Now, it came to pass some time after the above, that while Martin was going a journey, he met the body of a certain heathen , which was being carried to the tomb with superstitious funeral rites. Perceiving from a distance the crowd that was approaching, and being ignorant as to what was going on, he stood still for a little while.
For there was a distance of nearly half a mile between him and the crowd, so that it was difficult to discover what the spectacle he beheld really was. Nevertheless, because he saw it was a rustic gathering, and when the linen clothes spread over the body were blown about by the action of the wind, he believed that some profane rites of sacrifice were being performed.
This thought occurred to him, because it was the custom of the Gallic rustics in their wretched folly to carry about through the fields the images of demons veiled with a white covering. Lifting up, therefore, the sign of the cross opposite to them, he commanded the crowd not to move from the place in which they were, and to set down the burden. Upon this, the miserable creatures might have been seen at first to become stiff like rocks.
Next, as they endeavored, with every possible effort, to move forward, but were not able to take a step farther, they began to whirl themselves about in the most ridiculous fashion, until, not able any longer to sustain the weight, they set down the dead body.

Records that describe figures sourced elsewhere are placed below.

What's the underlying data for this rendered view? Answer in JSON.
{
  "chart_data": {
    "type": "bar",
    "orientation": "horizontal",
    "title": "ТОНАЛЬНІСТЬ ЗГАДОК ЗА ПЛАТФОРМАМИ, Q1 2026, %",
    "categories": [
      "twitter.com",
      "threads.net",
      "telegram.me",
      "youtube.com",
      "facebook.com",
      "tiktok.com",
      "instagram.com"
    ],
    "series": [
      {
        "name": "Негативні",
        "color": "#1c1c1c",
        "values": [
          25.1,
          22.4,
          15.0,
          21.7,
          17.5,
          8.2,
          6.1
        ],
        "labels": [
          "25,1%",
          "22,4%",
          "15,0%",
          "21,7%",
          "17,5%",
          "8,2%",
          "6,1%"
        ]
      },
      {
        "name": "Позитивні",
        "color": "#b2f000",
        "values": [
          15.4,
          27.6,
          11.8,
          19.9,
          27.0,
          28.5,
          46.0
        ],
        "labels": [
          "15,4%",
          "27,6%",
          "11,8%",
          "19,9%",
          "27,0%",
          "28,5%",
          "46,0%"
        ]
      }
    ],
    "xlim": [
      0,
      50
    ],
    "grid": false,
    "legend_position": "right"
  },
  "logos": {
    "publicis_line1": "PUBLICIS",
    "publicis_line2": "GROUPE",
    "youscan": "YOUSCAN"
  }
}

Thunderstruck, and gazing in bewilderment at each other as not knowing what had happened to them they remained sunk in silent thought. But when the saintly man discovered that they were simply a band of peasants celebrating funeral rites , and not sacrifices to the gods, again raising his hand, he gave them the power of going away, and of lifting up the body.
Thus he both compelled them to stand when he pleased, and permitted them to depart when he thought good. Again, when in a certain village he had demolished a very ancient temple, and had set about cutting down a pine-tree, which stood close to the temple, the chief priest of that place, and a crowd of other heathens began to oppose him. And these people, though, under the influence of the Lord, they had been quiet while the temple was being overthrown, could not patiently allow the tree to be cut down.

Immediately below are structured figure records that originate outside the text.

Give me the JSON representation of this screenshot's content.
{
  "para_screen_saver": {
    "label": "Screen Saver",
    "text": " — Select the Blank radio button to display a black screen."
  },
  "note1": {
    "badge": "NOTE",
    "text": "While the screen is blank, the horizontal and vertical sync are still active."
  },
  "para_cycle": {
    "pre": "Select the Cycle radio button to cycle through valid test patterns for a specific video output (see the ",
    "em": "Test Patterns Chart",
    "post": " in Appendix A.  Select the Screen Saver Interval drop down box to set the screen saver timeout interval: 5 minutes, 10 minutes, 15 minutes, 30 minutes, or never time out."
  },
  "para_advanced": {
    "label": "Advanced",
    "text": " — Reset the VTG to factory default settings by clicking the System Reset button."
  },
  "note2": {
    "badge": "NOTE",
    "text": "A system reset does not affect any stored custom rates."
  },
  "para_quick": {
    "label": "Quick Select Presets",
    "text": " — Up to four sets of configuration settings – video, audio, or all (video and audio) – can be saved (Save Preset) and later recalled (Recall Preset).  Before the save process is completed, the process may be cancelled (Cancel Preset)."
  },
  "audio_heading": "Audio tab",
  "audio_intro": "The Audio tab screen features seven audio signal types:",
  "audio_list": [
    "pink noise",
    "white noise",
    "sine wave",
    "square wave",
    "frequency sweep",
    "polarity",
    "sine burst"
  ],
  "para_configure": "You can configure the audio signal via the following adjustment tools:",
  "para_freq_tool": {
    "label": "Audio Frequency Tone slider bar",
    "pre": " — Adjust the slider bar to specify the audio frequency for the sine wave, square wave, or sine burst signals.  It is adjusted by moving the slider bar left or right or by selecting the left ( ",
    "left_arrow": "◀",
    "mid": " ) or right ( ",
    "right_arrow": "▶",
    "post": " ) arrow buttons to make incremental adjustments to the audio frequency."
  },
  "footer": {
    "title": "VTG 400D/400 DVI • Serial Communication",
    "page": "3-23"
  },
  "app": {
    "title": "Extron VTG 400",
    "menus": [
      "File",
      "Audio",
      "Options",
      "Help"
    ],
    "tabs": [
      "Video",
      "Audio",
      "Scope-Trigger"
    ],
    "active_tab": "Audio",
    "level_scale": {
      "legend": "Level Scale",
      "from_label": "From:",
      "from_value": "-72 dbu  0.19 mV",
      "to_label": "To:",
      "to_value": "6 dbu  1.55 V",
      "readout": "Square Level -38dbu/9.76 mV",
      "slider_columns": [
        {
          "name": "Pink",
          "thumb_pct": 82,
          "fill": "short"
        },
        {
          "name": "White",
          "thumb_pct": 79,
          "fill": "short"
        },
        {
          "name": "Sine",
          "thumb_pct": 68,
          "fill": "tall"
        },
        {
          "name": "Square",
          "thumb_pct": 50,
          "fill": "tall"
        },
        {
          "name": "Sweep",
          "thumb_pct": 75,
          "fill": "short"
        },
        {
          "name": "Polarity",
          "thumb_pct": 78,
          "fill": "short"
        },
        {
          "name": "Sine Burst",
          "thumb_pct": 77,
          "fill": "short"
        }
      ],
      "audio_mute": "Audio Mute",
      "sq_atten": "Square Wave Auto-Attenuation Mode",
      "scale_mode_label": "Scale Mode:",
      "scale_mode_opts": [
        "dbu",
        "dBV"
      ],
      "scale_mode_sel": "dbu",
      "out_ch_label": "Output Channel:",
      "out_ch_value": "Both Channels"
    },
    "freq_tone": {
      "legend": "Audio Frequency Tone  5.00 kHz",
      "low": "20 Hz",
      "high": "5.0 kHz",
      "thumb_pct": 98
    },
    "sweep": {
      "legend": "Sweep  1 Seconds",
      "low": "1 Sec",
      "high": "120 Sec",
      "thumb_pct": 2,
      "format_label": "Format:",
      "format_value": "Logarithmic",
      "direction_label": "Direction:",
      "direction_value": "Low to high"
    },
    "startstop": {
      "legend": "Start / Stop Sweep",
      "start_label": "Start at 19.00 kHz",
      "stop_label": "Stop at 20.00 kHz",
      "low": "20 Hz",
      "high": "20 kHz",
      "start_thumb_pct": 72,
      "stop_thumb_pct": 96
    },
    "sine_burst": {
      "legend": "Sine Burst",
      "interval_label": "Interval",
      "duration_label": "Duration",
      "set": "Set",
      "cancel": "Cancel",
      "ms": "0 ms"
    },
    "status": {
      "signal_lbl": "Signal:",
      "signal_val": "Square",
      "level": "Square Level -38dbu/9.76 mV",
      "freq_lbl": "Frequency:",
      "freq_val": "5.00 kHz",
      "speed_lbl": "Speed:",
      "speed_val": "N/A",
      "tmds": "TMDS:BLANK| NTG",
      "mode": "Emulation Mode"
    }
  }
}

Martin carefully instructed them that there was nothing sacred in the trunk of a tree, and urged them rather to honor God whom he himself served. He added that there was a moral necessity why that tree should be cut down, because it had been dedicated to a demon.

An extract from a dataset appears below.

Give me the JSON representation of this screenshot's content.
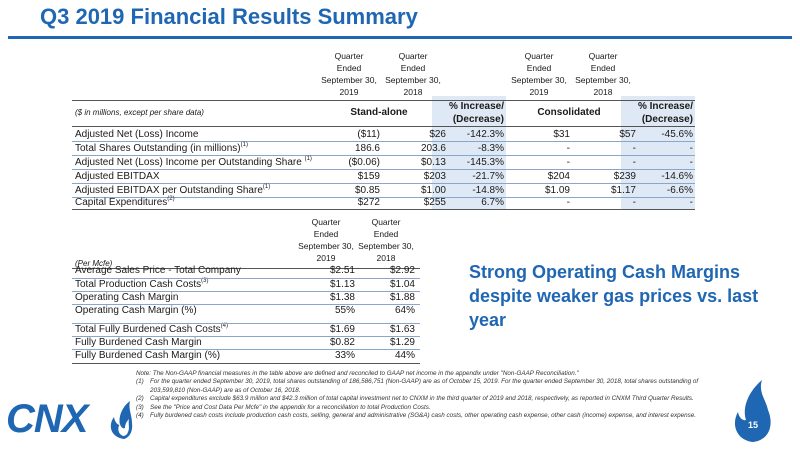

Then one of them who was bolder than the others says, If you have any trust in your God , whom you say you worship, we ourselves will cut down this tree, and be it your part to receive it when falling; for if, as you declare, your Lord is with you, you will escape all injury.
Then Martin, courageously trusting in the Lord , promises that he would do what had been asked. Upon this, all that crowd of heathen agreed to the condition named; for they held the loss of their tree a small matter, if only they got the enemy of their religion buried beneath its fall.
Accordingly, since that pine-tree was hanging over in one direction, so that there was no doubt to what side it would fall on being cut, Martin, having been bound, is, in accordance with the decision of these pagans , placed in that spot where, as no one doubted , the tree was about to fall.
They began, therefore, to cut down their own tree, with great glee and joyfulness, while there was at some distance a great multitude of wondering spectators. And now the pine-tree began to totter, and to threaten its own ruin by falling.